Cat looked down into the water she’d spilled on the conference table, dipped her finger in and fidgeted as she continued, “And the fading got quicker and quicker, like she was…agitated. And I heard…well, not heard, but like how I hear ghosts, you know? I heard this sort of…sound. Like a far-off wail, or a…I don’t know.” She made a fist with her fidgeting hand, tapped her fist on the table, “I”m not explaining this right. But definitely like a sound, or something. Not very long after that, my sister…her ghost…well. I told you all that.” She sniffled.
“The only weird thing other than that was when I came in, there were a couple of men in the alley by my building, by where the fuse boxes are. I didn’t think it was that weird because my building has really crappy power and they’re always replacing breakers down there. When they left, I saw one of them drop something, and I thought it might have been a tool, so I went down there and looked around, but all I could find was this sort of…it was kind of like a carved stick, or something. Like one of those cheesy things you get down at the ghost-hunting tours for dowsing or whatever. I think I still have it, hang on…”
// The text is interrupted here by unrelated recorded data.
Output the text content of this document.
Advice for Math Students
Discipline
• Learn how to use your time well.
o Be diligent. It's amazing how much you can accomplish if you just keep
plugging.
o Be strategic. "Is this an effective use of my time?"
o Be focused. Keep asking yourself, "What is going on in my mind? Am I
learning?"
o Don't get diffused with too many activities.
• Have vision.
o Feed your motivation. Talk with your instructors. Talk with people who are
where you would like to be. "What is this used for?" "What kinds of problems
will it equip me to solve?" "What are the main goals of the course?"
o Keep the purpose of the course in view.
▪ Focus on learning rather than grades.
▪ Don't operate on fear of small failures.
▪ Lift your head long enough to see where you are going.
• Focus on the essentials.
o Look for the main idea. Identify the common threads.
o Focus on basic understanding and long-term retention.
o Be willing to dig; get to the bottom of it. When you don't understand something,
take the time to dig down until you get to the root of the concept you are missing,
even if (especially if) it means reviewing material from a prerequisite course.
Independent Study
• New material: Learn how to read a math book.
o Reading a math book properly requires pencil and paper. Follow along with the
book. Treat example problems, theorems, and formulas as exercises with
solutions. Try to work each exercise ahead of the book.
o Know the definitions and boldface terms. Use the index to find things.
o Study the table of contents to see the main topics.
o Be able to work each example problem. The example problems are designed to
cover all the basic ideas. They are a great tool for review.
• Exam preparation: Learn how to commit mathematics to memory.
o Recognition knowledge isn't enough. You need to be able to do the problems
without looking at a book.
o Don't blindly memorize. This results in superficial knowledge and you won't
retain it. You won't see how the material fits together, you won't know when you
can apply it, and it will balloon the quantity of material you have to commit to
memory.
The woman reached down to a bag, rummaged around inside and withdrew something long and slender. Her hands still trembling, she set the object on the table - a tapered wooden rod, or wand, a little more than a foot long, and about as big around as two of Cat’s fingers. Both ends were ragged and torn, one end flared, twisted and shredded as though the rod had been a branch torn, rather than cut, from a still-living tree. The narrower end looked just as ragged, green fibers having been ground and twisted until they came apart, leaving the rod at whatever length the maker apparently desired. Symbols, sigils, runes and other marks were etched into pale bark, the marks ragged and rough, as though they’d been made in a great hurry by someone who either didn’t have the right tools, or didn’t know what they were. A dark mark near a particularly wide pair of lines suggested that they might even have been made by fingernails, left bloody by the results.
To those with magical senses, the object pulsed, gently, with the remnant of some kind of power - the mystical equivalent of the smell of an expended cartridge.
Morgan sat up as Cat produced the rod and leaned forward, her crystalline eyes intent on the length of wood. She took a deep breath in through her nose, breathed out slowly. Her fingers rippled along the table, and the woman closed her eyes for a moment. She shivered, almost too subtly to notice, then opened her eyes, only to find Cat looking at her.
“Are…are you okay?” Cat said, her electric-green eyes locked on Morgan.
“Just a chill,” Morgan replied, with a small smile, “You’ve been very helpful, Miss Baker, though I suspect some of my colleagues will have their own questions. I’ll content myself to wait for them, for the moment.”